The ABCs of SPFs

The ABCs of SPFs

Are you protecting your skin from the sun? Do you know what SPF (sun protection factor) to use? We spoke with Piedmont dermatologist Jodi Ganz, M.D., to find out what those SPF numbers really mean.

“The SPF number means it would take you that much longer to burn than you normally would without sunscreen,” says Dr. Ganz. “If it takes you 10 minutes to burn, then using an SPF5 means it would take you five times longer, or 50 minutes, to burn. An SPF10 means you could stay in the sun 10 times longer, or 100 minutes."

But Dr. Ganz cautions that most sunscreens “break down” on average in two hours, meaning they lose their ability to protect you. So, you must reapply sunscreen every two hours. These days, sunscreens offer SPFs higher than 90.

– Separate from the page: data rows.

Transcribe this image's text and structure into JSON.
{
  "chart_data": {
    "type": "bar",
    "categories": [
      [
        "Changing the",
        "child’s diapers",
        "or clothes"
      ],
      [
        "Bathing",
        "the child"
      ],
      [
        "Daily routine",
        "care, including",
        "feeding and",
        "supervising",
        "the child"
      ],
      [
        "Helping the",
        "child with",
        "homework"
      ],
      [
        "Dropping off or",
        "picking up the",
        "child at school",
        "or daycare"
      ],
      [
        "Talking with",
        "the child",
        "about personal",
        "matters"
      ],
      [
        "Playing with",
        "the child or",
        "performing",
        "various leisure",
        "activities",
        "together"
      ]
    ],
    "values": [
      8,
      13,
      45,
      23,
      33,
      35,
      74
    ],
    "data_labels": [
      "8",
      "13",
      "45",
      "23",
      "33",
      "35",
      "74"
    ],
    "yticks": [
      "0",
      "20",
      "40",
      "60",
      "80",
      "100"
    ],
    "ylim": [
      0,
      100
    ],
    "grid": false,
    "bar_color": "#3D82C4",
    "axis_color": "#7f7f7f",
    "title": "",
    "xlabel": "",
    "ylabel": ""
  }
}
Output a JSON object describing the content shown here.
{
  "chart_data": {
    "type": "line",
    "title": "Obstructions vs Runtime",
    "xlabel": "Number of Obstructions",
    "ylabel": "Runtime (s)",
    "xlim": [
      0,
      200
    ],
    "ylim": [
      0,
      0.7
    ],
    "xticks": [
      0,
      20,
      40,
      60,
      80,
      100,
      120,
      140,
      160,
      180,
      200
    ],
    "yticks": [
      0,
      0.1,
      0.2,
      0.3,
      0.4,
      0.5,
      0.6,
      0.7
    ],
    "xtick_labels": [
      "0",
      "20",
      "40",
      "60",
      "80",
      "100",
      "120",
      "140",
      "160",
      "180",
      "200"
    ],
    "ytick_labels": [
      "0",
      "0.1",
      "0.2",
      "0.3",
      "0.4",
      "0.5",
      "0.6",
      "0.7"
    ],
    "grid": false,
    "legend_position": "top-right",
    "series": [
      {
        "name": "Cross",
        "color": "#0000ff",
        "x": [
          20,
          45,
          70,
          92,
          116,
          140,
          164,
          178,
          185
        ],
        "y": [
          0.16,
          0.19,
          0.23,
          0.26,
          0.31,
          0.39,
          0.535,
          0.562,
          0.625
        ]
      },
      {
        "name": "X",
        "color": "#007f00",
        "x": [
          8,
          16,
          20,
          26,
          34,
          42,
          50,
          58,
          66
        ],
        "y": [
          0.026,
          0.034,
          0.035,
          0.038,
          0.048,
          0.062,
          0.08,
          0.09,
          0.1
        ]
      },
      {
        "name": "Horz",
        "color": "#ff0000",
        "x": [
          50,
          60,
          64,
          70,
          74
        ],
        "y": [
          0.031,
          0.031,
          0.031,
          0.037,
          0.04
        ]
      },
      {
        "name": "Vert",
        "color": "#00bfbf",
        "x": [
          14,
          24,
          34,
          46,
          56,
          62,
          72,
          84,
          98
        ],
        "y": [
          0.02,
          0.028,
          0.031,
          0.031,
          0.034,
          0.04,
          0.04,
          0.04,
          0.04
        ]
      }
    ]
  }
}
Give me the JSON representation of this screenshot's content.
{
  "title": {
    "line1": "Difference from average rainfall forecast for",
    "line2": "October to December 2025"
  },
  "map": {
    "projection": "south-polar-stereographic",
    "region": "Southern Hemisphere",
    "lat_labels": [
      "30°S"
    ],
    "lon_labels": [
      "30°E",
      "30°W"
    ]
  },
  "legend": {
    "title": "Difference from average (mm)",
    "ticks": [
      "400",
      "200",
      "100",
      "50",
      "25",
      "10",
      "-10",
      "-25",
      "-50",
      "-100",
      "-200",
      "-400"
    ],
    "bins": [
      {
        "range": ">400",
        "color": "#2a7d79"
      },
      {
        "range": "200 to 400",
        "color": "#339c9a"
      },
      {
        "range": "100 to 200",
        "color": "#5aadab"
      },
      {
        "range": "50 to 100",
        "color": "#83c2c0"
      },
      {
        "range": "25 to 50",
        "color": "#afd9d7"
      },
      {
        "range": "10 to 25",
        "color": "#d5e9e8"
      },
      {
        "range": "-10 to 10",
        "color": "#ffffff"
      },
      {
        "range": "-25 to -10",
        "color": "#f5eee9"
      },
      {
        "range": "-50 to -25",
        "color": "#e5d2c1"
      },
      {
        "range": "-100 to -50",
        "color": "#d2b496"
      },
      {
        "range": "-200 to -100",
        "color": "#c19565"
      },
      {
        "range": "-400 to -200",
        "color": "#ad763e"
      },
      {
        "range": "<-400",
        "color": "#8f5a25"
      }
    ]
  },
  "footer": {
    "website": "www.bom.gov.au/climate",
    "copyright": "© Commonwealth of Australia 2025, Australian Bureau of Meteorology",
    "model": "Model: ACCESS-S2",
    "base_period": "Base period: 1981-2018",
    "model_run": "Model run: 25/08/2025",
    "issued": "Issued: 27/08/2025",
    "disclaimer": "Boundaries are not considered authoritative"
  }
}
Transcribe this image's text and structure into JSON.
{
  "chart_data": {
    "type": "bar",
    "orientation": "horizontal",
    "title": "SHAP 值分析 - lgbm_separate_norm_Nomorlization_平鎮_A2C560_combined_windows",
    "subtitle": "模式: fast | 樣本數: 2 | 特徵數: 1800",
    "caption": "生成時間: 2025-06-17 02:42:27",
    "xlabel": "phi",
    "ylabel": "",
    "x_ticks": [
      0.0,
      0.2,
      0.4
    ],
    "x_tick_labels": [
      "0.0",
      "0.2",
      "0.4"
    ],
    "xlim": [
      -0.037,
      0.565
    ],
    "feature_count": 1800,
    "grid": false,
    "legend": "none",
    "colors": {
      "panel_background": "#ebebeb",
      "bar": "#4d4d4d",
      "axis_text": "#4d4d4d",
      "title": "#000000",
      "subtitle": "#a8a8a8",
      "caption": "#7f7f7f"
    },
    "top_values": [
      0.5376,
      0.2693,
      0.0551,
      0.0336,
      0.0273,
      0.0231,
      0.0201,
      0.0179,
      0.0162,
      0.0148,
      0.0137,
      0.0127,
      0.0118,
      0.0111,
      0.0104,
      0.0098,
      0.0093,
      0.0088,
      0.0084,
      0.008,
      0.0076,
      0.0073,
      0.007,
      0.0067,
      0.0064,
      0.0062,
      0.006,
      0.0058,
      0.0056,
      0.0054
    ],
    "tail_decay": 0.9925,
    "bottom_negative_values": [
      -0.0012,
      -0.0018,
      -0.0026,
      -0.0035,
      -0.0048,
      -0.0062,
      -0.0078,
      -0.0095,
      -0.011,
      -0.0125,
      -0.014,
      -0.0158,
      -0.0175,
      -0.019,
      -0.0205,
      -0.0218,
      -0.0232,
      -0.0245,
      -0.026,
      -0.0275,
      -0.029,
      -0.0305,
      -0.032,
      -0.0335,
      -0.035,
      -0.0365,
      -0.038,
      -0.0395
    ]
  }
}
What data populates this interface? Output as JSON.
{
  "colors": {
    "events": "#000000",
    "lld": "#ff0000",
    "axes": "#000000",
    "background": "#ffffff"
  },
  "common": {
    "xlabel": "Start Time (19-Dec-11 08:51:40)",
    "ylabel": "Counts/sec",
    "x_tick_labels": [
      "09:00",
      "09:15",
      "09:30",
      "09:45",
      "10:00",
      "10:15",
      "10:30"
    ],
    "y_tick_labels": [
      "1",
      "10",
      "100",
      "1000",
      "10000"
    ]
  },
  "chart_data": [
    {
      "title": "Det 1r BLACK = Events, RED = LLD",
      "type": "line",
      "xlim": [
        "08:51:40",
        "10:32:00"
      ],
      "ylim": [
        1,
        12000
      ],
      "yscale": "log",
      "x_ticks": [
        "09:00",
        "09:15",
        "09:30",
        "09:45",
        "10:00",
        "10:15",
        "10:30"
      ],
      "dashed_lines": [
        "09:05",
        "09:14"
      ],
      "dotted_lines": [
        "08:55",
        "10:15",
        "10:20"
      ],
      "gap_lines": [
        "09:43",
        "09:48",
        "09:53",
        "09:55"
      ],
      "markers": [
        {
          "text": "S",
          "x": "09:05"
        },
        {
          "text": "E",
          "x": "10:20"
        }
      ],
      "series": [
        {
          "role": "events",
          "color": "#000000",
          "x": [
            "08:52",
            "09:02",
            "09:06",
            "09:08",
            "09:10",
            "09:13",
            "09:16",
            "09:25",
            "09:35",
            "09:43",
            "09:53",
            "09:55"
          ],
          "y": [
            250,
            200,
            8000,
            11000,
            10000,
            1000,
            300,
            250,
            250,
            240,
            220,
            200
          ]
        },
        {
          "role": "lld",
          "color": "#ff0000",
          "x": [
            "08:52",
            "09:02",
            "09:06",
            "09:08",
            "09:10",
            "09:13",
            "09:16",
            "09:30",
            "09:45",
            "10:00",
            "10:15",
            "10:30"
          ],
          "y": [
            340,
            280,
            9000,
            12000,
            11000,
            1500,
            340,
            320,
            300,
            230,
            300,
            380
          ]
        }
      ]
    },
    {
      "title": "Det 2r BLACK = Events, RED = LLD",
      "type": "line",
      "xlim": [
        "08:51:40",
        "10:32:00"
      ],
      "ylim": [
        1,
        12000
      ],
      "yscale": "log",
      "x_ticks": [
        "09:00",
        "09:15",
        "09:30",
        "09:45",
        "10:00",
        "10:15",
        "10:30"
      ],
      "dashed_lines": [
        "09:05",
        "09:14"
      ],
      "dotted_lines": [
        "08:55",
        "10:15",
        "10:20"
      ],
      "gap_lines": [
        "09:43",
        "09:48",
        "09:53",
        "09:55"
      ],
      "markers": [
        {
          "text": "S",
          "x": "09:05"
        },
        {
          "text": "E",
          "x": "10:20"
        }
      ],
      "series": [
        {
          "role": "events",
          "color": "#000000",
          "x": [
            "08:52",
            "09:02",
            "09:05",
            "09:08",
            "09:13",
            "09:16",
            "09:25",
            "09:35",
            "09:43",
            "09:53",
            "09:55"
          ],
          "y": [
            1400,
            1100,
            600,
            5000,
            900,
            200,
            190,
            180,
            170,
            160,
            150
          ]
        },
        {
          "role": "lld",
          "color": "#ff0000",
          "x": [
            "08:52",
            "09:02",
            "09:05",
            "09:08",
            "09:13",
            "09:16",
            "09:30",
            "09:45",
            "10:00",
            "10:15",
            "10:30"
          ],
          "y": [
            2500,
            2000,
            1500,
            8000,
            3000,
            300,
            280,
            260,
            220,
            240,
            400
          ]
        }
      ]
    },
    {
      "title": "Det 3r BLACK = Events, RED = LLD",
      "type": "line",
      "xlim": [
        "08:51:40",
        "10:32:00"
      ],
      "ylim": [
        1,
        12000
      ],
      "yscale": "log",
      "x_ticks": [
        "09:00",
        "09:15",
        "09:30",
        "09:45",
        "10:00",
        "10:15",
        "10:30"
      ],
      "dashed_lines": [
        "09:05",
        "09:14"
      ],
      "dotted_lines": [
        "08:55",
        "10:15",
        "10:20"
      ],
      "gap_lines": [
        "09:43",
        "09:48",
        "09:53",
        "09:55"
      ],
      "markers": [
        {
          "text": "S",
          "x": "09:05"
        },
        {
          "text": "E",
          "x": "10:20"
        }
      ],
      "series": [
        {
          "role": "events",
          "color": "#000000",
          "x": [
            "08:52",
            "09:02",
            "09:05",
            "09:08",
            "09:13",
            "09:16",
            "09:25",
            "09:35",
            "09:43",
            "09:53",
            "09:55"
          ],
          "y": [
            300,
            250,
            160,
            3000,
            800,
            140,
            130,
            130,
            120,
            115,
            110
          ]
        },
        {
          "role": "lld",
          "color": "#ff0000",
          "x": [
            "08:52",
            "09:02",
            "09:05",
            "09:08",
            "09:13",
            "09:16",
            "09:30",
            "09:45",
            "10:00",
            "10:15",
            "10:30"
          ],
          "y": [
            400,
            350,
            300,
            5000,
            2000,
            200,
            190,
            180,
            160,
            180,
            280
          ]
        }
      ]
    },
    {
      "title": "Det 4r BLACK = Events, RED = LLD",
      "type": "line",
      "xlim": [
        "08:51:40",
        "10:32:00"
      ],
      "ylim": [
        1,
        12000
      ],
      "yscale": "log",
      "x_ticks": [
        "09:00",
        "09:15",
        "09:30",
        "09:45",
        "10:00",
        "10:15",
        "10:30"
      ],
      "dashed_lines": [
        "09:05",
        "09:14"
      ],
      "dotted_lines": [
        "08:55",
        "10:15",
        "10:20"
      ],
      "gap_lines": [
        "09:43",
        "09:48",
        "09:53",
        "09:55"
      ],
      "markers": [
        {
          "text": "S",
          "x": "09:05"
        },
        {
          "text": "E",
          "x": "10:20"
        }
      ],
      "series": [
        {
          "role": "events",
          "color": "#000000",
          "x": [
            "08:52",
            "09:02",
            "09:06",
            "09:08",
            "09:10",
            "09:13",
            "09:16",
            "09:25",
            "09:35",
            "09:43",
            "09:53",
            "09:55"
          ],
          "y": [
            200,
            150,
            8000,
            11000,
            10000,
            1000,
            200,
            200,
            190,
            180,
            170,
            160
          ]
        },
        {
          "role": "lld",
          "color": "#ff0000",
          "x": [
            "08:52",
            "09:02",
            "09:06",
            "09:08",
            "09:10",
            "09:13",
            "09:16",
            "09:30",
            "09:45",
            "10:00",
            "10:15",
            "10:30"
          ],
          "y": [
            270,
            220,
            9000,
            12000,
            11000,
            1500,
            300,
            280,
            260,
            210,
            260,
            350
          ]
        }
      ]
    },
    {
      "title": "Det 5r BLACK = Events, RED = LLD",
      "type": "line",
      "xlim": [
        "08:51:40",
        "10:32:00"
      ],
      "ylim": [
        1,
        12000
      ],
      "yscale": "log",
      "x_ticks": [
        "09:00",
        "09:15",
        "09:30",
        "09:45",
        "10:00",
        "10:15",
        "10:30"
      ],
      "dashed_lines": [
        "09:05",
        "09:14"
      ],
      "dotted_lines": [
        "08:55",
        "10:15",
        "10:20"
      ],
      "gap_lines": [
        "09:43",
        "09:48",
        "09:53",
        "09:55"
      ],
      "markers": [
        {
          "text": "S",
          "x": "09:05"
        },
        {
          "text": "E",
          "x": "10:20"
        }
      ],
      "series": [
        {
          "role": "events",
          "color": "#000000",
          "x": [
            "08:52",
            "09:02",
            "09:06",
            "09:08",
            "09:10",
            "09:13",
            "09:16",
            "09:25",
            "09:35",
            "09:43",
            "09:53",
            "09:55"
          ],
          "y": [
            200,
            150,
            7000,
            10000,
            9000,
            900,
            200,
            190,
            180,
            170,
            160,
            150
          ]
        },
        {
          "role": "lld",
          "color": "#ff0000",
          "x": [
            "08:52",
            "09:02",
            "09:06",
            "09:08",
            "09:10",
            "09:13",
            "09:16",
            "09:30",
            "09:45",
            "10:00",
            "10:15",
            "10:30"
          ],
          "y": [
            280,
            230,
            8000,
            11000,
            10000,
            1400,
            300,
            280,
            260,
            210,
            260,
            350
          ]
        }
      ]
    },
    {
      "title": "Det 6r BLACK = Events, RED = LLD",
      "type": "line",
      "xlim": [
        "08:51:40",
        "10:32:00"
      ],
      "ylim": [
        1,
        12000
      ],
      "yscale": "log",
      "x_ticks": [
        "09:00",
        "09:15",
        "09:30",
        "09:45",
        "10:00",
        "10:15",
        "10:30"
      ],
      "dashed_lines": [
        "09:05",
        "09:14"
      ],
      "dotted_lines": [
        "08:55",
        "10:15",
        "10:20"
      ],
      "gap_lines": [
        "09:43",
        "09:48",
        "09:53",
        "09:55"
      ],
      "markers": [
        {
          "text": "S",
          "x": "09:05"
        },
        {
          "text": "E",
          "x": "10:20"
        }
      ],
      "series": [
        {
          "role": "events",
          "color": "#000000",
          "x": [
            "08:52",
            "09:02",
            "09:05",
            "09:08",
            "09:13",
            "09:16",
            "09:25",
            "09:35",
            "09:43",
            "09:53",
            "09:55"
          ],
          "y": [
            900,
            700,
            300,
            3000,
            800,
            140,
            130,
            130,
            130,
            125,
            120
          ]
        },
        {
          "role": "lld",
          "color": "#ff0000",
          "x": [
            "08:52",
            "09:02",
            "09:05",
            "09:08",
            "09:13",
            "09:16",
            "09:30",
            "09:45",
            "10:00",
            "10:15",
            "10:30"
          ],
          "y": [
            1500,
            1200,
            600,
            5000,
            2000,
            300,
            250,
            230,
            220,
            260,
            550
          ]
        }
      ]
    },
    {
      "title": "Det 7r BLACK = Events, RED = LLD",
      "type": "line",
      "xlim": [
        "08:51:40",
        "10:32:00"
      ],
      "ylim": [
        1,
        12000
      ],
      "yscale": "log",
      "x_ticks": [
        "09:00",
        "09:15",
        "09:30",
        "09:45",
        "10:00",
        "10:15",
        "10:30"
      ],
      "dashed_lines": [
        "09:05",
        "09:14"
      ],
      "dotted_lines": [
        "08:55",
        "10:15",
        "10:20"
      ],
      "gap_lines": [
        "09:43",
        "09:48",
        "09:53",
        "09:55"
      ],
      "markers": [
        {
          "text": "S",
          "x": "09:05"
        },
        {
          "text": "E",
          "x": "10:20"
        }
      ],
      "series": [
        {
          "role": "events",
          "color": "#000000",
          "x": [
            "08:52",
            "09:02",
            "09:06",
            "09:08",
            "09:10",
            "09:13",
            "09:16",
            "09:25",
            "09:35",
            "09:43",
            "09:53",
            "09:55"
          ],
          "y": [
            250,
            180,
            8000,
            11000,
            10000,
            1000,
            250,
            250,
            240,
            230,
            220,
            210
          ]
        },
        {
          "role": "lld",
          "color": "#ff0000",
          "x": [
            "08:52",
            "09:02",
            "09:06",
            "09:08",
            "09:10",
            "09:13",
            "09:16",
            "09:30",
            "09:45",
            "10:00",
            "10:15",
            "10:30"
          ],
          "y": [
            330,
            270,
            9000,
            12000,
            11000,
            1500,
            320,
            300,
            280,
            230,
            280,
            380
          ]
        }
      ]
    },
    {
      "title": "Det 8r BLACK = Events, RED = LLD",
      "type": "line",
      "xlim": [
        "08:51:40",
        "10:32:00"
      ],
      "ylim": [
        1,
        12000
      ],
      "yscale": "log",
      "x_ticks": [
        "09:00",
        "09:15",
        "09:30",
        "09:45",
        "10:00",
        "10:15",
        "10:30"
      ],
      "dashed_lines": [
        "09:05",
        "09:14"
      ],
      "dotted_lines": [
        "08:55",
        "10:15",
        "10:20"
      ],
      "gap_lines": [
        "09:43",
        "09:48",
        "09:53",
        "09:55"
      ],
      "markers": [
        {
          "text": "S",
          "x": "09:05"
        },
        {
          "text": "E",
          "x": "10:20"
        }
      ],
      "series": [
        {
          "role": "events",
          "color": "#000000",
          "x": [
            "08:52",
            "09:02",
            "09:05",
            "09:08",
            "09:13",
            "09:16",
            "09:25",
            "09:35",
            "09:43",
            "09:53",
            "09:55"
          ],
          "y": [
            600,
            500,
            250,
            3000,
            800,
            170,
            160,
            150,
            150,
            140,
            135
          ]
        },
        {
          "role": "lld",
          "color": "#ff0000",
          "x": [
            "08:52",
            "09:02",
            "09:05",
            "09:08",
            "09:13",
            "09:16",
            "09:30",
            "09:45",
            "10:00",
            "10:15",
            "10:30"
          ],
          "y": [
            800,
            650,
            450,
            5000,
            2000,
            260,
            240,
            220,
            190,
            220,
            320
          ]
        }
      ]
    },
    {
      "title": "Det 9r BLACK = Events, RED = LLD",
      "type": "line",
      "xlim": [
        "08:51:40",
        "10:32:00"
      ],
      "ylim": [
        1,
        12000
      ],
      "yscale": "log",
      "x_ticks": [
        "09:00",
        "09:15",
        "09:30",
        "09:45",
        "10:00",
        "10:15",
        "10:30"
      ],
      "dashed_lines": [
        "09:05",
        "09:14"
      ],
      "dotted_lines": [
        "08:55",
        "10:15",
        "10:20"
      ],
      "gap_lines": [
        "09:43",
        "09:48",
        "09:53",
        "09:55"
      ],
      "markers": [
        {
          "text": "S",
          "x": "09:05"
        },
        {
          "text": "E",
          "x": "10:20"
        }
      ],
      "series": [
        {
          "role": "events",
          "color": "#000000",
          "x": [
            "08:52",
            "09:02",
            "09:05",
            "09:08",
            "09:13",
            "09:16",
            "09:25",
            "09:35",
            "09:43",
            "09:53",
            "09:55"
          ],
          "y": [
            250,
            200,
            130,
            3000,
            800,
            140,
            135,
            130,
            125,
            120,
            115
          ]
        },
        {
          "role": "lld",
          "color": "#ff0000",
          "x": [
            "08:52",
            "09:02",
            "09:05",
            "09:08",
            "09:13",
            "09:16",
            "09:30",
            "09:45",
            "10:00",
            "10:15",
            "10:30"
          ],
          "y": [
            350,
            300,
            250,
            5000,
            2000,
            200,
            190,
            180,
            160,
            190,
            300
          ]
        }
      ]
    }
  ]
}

Dr. Ganz says an SPF90 is better than an SPF30, but the difference is only minimal.

“As a rule, anything over 30 is good,” she says. “No matter what the number, it will only last two hours before you need to reapply.”

Dr. Ganz says you should apply one ounce (a shot glass) of sunscreen over your entire body every two hours. Of that, about a tablespoon should go on your face.

“If you’re at the pool for a whole day, you can easily go through a bottle of sunscreen if you’re applying it properly,” says Dr. Ganz, who recommends using sunscreens that block both UVA and UVB rays.

UVA rays have long-term aging effects and cancer effects on the skin. UVB rays are the ones that burn. She says your goal with wearing sunscreen should be to protect yourself down the road from aging and skin cancer. If your goal is to look tan, she recommends self-tanners.

“The newer ones do a good job of not being orange and streaking,” she says. “If you want an all-over tan, the spray tans at salons are good.”